“CHP adım adım ilerliyor AKP adım adım geriliyor”
CHP Genel Başkanı Kemal Kılıçdaroğlu, İstanbul, Niğde, Nevşehir ve Muğla’da olduğu gibi sadece il merkezlerinde düzenlenen mitinglerde değil ilçelerde veya yol üzerinde toplanan kalabalıklar olursa da konuşma yapıyor. Kaç kişi olursa olsun, herkesi selamlıyor, bazen otobüsü durdurup vatandaşlarla bir çay içiyor.
Yani adım adım ilerliyor.
Niğde ve Nevşehir’de Kılıçdaroğlu’nun seçim otobüsünde beraber olduğumuz CHP Genel Başkan Yardımcısı Erdoğan Toprak, genel durumu özetlerken, CHP’nin şu anda yüzde 30 oy bandında olduğunu ve “adım adım” yukarıya doğru ilerlediğini söyledi. Hatta, “Ani bir yükseliş yok ama grafik hep yukarı doğru. AKP’de ise durum tam tersine, adım adım geri gidiyorlar. AKP gerileme ve çöküş sürecine girdi” dedi.
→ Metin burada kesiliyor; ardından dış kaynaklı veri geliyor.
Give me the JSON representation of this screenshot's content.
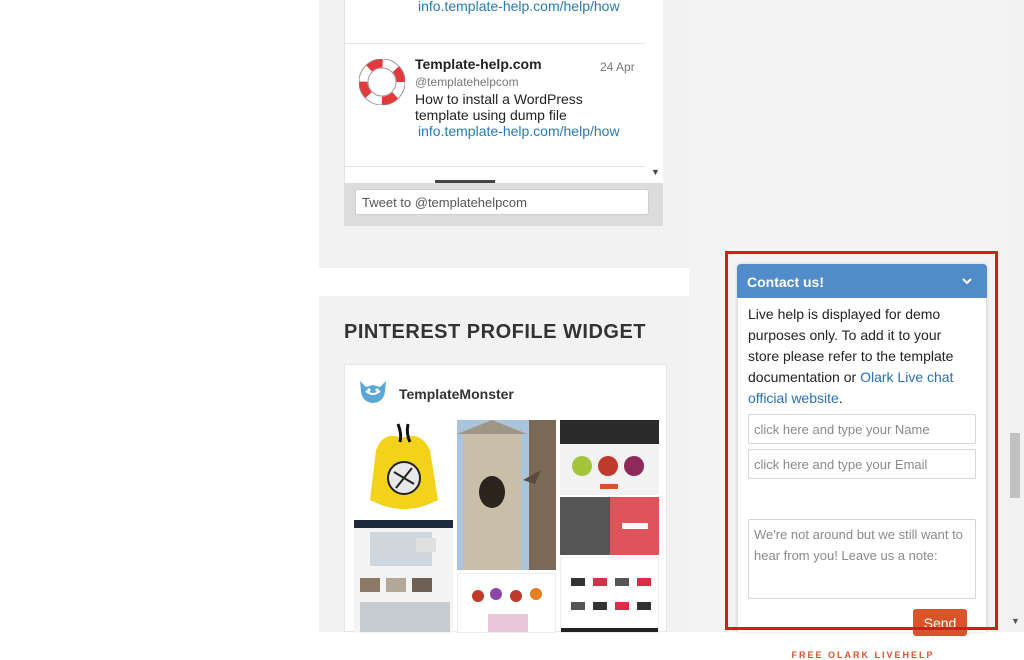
{
  "twitter_widget": {
    "prev_tweet_link": "info.template-help.com/help/how",
    "tweet": {
      "name": "Template-help.com",
      "handle": "@templatehelpcom",
      "date": "24 Apr",
      "text": "How to install a WordPress template using dump file",
      "link": "info.template-help.com/help/how"
    },
    "compose_placeholder": "Tweet to @templatehelpcom",
    "scroll_arrow": "▼"
  },
  "pinterest_widget": {
    "title": "PINTEREST PROFILE WIDGET",
    "profile_name": "TemplateMonster"
  },
  "chat": {
    "header_title": "Contact us!",
    "intro_text": "Live help is displayed for demo purposes only. To add it to your store please refer to the template documentation or ",
    "link_text": "Olark Live chat official website",
    "link_suffix": ".",
    "name_placeholder": "click here and type your Name",
    "email_placeholder": "click here and type your Email",
    "note_placeholder": "We're not around but we still want to hear from you! Leave us a note:",
    "send_label": "Send",
    "footer_text": "FREE OLARK LIVEHELP",
    "accent_color": "#4f8cc9",
    "send_color": "#d9532b"
  },
  "page_scrollbar": {
    "arrow": "▼"
  },
  "highlight_color": "#e0161b"
}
Toprak, AKP Genel Başkanı Erdoğan’ın dini siyasete alet etmesinin, saldırganlaşmasının, belden aşağı vuruşlarının, kasetlerden medet ummasının bu gerileme ve çöküşten kaynaklandığını söyledi.
***
Kılıçdaroğlu, Bodrum ve Milas’ta daha yoğun bir ilgi ve coşkuyla karşılandı ve her konuşmasında söylediği gibi “Ben günde 16 saat çalışıyorum. Sizden de seçime kadar bize oy vermeyen bir yurttaşı ikna etmek için günde sadece 10 dakika çalışmanızı istiyorum” dedi.
Laf aramızda, zamanın büyük kısmı yollarda geçiyor ama birkaç gündür ben de günde 18 saat çalışmak durumundayım..
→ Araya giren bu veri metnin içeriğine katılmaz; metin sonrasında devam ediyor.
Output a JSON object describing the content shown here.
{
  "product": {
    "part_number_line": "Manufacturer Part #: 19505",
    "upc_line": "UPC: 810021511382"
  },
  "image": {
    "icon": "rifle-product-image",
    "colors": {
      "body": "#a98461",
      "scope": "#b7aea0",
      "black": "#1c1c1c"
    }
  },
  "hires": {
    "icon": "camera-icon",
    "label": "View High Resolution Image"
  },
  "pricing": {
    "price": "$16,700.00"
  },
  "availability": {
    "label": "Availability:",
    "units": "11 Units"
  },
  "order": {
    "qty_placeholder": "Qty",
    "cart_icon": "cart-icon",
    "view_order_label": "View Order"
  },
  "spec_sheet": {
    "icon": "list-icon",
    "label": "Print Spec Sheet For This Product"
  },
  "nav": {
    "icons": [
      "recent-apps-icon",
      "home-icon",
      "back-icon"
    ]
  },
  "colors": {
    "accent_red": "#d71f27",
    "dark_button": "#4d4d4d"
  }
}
Kılıçdaroğlu, seçim gezilerini küçük bir özel uçak ve helikopter kullanarak sürdürdüğü için gazeteler, bölge muhabirleri ile takibi sürdürüyor. Bu arada Kılıçdaroğlu, Gürsel Tekin ve CHP’nin diğer genel başkan yardımcıları, televizyonları da ihmal etmiyor. Nitekim, bu gezi yoğunluğu arasında Kılıçdaroğlu Siyaset Meydanı’na, Tekin de Kanal B’deki programa katıldı.
***
Kılıçdaroğlu, mitinglerde ne söylüyorsa televizyonlarda da aynı konuşmaları yapıyor.
Nitekim, “Bir ülkenin Başbakanı çıksın, yasadışı kasetleri kendi siyasi malzemesi olarak kullansın, hem de ahlâktan bahsetsin, böyle bir ahlâk anlayışı olabilir mi? Yasadışı yollardan elde edilen deliller de delil sayılmaz. Bir Başbakan bu noktaya geldiyse o ülkede demokrasi olamaz” sözlerini her mitingde tekrarlıyor.
Tabii “kaset siyaseti” deyince burada durmak lazım. Çünkü bu operasyonla hedeflenen MHP’nin parlamento dışında bırakılması.. Yani bu bir “siyaseti düzenleme operasyonu!”
Peki kim sorumlu bu operasyondan?
Kılıçdaroğlu, bizzat Tayyip Erdoğan’ı sorumlu tutuyor.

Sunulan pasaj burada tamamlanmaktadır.